Earlier this year, we announced that Coastal Community Foundation would be taking bold action to address racial injustice and inequities across our region. In addition to ongoing work through our advocacy, investment, grantmaking and scholarship programs, we are pleased to announce a new partnership today with Facebook that significantly advances our goal to create more equitable communities.

CCF is one of 20 community foundations in the United States to receive $1 million from Facebook to manage grantmaking programs supporting Black communities and Black-led nonprofits. CCF will award funds over two years to nonprofit organizations and programs in Berkeley, Charleston and Dorchester counties supporting innovation, creativity, and resiliency in Black communities. Preference will be given to Black-led organizations.

CCF uses the Association of Black Foundation Executives’ definition of a Black-led organization: an organization with a primarily Black Board of Directors, executive leadership and/or staff, and that primarily serves Black people.

Funds from the Facebook grant will also support these four specific initiatives:

  • The Lowcountry Unity Fund of Coastal Community Foundation — a grantmaking program established after the Emanuel AME Church massacre that supports efforts in Berkeley, Charleston and Dorchester counties that advance racial equity or that address structural racism.
  • The N.E.W. (Neighborhoods Energized to Win) Fund of Coastal Community Foundation — a grantmaking program created in 1991 to support low-to-moderate income neighborhood groups in the Lowcountry that address key issues in the neighborhoods and strengthen residents’ leadership skills.
  • Institutional support for Black-led nonprofits — collaborate on a new targeted effort with regional institutions aimed at capacity-building and lending structural support to organizations and grassroots efforts led by people of color.
  • Black Giving Circle — seed funding to create an endowed fund at Coastal Community Foundation for Black-led giving.

“To be chosen as a leading, equity-centered organization in the United States trusted with managing this new program is a high honor for our organization,” said Darrin Goss, president and CEO of Coastal Community Foundation. “But more than anything, it should signal to Black-led organizations that have too often been overlooked that a new era has in fact begun. We should expect to see many more corporations following the lead of Facebook, to support the vibrant work already happening in our communities to make our world more just and more equitable.”

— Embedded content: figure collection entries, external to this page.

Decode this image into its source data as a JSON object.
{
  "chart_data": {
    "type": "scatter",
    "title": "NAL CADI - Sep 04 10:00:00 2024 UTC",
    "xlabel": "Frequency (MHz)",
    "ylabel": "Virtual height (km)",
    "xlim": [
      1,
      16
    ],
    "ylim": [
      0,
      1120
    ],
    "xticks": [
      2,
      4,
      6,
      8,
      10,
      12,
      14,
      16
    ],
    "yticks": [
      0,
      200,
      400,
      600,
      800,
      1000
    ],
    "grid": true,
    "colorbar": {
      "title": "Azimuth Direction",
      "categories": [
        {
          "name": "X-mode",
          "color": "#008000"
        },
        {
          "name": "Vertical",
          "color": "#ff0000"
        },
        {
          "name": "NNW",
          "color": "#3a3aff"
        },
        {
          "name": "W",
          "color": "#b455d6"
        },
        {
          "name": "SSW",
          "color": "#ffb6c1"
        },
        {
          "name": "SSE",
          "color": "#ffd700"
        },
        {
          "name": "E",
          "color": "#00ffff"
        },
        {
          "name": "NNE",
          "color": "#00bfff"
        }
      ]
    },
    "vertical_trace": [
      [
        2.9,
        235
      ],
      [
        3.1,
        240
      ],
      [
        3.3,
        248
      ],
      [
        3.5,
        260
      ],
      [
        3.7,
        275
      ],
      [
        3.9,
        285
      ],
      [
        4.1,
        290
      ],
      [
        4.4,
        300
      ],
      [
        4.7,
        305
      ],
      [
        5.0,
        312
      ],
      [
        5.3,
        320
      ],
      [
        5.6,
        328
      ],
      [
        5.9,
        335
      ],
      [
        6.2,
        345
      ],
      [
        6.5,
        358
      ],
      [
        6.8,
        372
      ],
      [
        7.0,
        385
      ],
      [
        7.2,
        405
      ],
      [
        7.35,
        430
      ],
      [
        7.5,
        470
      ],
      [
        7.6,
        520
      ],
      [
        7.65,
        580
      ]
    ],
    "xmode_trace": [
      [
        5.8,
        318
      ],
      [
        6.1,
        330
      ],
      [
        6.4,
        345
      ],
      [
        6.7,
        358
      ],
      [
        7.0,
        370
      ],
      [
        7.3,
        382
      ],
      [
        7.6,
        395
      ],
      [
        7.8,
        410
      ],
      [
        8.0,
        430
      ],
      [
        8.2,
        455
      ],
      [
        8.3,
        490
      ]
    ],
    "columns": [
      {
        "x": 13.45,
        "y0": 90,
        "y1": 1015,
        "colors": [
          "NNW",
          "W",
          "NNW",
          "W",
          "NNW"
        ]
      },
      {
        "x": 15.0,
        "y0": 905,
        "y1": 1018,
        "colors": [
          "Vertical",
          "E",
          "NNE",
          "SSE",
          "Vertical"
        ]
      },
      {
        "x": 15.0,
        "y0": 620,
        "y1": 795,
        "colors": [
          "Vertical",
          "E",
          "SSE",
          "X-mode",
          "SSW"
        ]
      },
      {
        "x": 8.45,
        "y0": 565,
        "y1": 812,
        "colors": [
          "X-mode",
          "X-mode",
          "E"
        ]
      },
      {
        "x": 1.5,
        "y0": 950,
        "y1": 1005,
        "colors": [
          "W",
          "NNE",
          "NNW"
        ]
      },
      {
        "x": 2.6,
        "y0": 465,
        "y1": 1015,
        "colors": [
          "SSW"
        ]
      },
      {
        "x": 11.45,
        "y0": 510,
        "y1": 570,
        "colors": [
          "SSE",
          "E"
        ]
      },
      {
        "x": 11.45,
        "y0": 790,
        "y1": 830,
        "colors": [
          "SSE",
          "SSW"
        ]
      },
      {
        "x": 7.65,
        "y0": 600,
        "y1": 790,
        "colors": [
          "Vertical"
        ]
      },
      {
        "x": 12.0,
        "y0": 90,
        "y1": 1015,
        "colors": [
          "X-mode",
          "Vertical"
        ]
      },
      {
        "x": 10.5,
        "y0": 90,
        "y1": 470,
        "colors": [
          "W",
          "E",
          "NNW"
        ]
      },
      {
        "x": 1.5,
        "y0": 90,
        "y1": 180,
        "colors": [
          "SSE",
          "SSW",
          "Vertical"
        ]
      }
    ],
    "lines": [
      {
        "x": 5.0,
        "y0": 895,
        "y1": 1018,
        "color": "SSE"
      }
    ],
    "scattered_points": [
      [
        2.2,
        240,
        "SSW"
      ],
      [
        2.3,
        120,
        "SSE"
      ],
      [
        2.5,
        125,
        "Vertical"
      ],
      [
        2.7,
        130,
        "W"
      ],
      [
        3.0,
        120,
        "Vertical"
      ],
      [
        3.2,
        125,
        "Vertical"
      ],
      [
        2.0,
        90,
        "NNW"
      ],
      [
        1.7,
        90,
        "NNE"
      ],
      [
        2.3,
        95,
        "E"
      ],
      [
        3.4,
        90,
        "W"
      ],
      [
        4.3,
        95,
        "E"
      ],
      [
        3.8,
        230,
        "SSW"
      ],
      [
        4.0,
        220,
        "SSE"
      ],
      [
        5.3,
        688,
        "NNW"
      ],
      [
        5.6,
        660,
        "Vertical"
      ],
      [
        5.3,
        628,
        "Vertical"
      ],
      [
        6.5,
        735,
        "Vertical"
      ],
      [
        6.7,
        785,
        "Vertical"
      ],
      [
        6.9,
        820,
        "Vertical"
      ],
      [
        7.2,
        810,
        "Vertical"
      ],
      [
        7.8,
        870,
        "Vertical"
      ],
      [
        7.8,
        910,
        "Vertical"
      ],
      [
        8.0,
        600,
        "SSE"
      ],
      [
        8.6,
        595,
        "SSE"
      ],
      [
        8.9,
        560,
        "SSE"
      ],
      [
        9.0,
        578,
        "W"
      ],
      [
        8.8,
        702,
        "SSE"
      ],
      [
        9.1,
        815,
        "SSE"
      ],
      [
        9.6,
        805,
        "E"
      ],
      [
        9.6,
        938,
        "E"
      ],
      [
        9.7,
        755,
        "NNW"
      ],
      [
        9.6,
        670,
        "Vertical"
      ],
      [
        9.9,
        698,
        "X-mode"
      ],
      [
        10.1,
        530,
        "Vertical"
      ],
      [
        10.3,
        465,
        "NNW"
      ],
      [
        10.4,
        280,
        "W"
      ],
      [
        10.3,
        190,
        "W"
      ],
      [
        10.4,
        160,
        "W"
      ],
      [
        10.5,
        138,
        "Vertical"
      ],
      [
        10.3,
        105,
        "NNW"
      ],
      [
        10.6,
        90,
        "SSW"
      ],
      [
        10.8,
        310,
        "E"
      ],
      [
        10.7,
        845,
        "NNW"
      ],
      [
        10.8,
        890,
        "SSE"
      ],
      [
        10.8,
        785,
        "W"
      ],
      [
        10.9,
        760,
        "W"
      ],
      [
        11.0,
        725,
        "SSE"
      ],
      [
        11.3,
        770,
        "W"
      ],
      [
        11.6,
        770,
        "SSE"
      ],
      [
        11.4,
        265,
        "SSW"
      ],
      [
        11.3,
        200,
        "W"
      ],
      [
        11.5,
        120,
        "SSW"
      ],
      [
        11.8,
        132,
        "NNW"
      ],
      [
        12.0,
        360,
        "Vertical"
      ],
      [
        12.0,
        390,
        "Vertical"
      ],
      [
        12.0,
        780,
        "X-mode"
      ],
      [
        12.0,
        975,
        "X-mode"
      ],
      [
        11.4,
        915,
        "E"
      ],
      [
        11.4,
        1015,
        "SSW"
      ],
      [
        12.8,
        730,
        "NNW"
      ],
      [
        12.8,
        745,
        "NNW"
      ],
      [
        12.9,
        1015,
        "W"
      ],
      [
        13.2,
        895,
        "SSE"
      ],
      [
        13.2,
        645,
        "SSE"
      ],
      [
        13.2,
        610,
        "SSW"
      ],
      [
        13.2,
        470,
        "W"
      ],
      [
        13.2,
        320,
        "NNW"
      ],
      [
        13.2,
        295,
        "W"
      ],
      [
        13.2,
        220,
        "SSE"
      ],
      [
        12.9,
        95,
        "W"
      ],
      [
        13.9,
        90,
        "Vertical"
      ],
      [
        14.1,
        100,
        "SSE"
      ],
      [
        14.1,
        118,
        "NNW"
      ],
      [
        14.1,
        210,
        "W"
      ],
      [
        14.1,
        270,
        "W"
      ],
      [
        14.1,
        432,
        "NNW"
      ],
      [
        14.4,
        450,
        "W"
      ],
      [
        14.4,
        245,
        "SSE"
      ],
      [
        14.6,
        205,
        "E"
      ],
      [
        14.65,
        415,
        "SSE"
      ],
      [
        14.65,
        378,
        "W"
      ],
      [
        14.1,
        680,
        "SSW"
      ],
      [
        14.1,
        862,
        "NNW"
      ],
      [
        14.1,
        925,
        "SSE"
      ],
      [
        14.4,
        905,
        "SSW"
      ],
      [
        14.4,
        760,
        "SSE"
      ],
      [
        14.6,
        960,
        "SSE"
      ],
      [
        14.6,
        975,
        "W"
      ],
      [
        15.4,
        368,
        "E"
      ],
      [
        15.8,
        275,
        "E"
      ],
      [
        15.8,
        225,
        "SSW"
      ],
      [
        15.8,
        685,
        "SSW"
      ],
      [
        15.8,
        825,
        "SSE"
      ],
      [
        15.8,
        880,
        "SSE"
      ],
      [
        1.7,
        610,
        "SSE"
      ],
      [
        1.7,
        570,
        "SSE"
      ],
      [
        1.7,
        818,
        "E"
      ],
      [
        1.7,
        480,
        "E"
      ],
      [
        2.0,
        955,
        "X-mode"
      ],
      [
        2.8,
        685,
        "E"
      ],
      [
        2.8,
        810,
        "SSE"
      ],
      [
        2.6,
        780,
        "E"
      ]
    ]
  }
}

“We’re excited to work with Coastal Community Foundation to help bring much needed funding to nonprofits that are serving and supporting the Black community in the Charleston region,” said Marcy Scott Lynn, Director of Global Impact Partnerships at Facebook. “We’re providing funding directly to Coastal Community Foundation to build on their track record of supporting Black-led nonprofits and ensure that people locally are making the decisions about where these dollars are most needed and can have the most impact.”